A moment of respite presented itself in the form of 5G networks, a new opportunity for innovation in the telecom field and a source of renewed demand for newer and better infrastructure equipment as the world makes the shift from 4G.
Yet, it seems even 5G might not be able to save Nokia. A report by Bloomberg has revealed that the company “is working with advisers to consider alternatives ranging from potential asset sales to mergers,” as per information they learned from people familiar with the matter. “Other options include shifting investments and making balance-sheet adjustments.”
“Nokia Oyj is exploring strategic options as fierce competition puts pressure on the Finnish network equipment maker’s earnings, people familiar with the matter said,” as per Bloomberg.
Deliberations are ongoing, and there’s no certainty they will lead to any transactions, the people said.
This news comes following a rough fiscal year for Nokia, which did not have a good 2019, as earnings show.
“When Nokia reported third-quarter results in late October, investors were disappointed,” news site InvestorPlace said. “Although the quarterly results were roughly in-line with expectations, management issued weak guidance targets and the stock got pounded.” Nokia stock had started the year at about $6 and finished shy of $4, losing over 35%.
Still, Nokia announced last month that it had reached 63 commercial 5G contracts worldwide in countries like Saudi Arabia, Egypt, Austria, New Zealand, Norway, Saudi Arabia, and Switzerland.
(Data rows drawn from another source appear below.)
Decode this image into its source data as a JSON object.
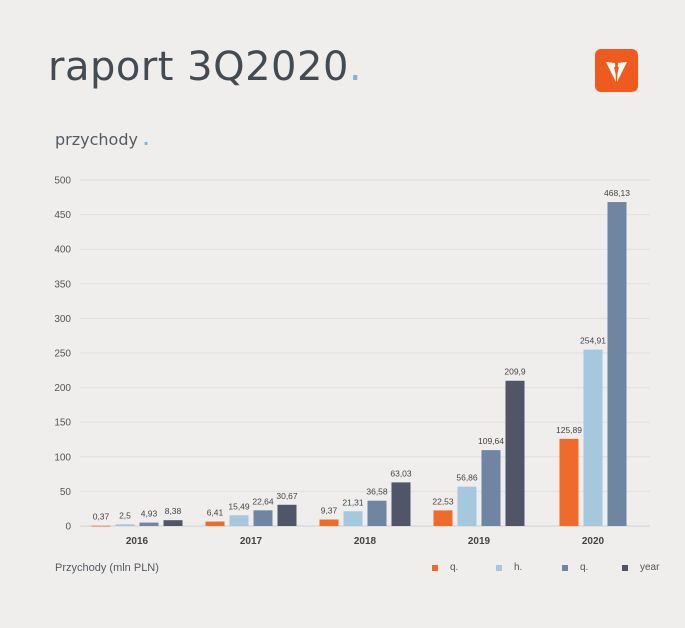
{
  "header": {
    "title": "raport 3Q2020",
    "title_dot": ".",
    "logo_icon": "brand-logo-icon"
  },
  "chart_title": "przychody",
  "chart_title_dot": ".",
  "caption": "Przychody (mln PLN)",
  "colors": {
    "q": "#ef6b2c",
    "h": "#a5c8de",
    "q3": "#6e86a1",
    "year": "#505667"
  },
  "chart_data": {
    "type": "bar",
    "categories": [
      "2016",
      "2017",
      "2018",
      "2019",
      "2020"
    ],
    "ylim": [
      0,
      500
    ],
    "yticks": [
      0,
      50,
      100,
      150,
      200,
      250,
      300,
      350,
      400,
      450,
      500
    ],
    "grid": true,
    "legend_position": "bottom-right",
    "series": [
      {
        "name": "q.",
        "color_key": "q",
        "values": [
          0.37,
          6.41,
          9.37,
          22.53,
          125.89
        ],
        "labels": [
          "0,37",
          "6,41",
          "9,37",
          "22,53",
          "125,89"
        ]
      },
      {
        "name": "h.",
        "color_key": "h",
        "values": [
          2.5,
          15.49,
          21.31,
          56.86,
          254.91
        ],
        "labels": [
          "2,5",
          "15,49",
          "21,31",
          "56,86",
          "254,91"
        ]
      },
      {
        "name": "q.",
        "color_key": "q3",
        "values": [
          4.93,
          22.64,
          36.58,
          109.64,
          468.13
        ],
        "labels": [
          "4,93",
          "22,64",
          "36,58",
          "109,64",
          "468,13"
        ]
      },
      {
        "name": "year",
        "color_key": "year",
        "values": [
          8.38,
          30.67,
          63.03,
          209.9,
          null
        ],
        "labels": [
          "8,38",
          "30,67",
          "63,03",
          "209,9",
          null
        ]
      }
    ]
  }
}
It also declared more than 2,000 5G patent families as essential for 5G, which should cement their place in the field for years to come.
Additionally, Q4 2019 and FY 2019 results released this month show that “results are better than analysts expected,” with the company posting “adjusted earnings per share of EUR 0.15, compared to expectations of EUR 0.13.”
“Nokia’s revenue for Q4 2019 was €6.903 billion ($7.58 billion), with Nokia Networks being the only division posting year-on-year growth in revenue,” blog Nokia Mob reported. “The operating profit improved from €552 million ($606 million) in Q4 2018 to €803 million ($881.7 million). For the full year of 2019, Nokia posted €23.315 billion ($25.6 billion) in revenue, which is a growth of 3% compared to 2018. Nokia posted a profit of €18 million ($19.8 million) in 2019, compared to a €549 million ($602 million) loss in 2018.”
Who could Nokia merge with?
Should Nokia consider a merger to keep afloat, Bloomberg suggested rival Ericsson AB, and if not in a full merger, at least in partnering in certain business areas. Both companies are European. Meanwhile, Nokia’s other major rival is Chinese telecom firm Huawei, which is facing troubles of its own with the Trump administration.
In another piece by Bloomberg, they also mentioned that a merger between Nokia and Ericsson would create “a European behemoth to compete more effectively with China’s Huawei Technologies Co.”
“Combining with Ericsson would make it easier to compete on price with Huawei, which benefits from the economies of scale afforded by the massive Chinese market, but it could also require several years just to secure regulatory approval, let alone integrate the operations,” Bloomberg continued. “That would be a boon to Huawei, which could capitalize on the period of uncertainty to secure new customers.”
It all went downhill with the iPhone
Over a decade ago, Nokia began losing its hold on the mobile phone market, around the time the first iPhone released. Lagging behind, Nokia eventually released its own touch smart phones with a mobile-optimized Window OS. By that point, iOS and Android had long since captured the majority of the market, with Apple’s App Store and Google’s Android Market (the predecessor of the Google Play store) dominating. By then, it was too late.
At the time, a phone’s apps could make or a break a smartphones chances on the market, and the fact that Windows OS came with a very limited app marketplace didn’t help their situation. It was finally laid to rest last year, years after “[Nokia had] sold its mobile business to Microsoft [in 2013],” InvestorPlace noted. “After that sale, the group has concentrated on marketing high-end networking gear and software to telecommunications companies as well as internet service providers.”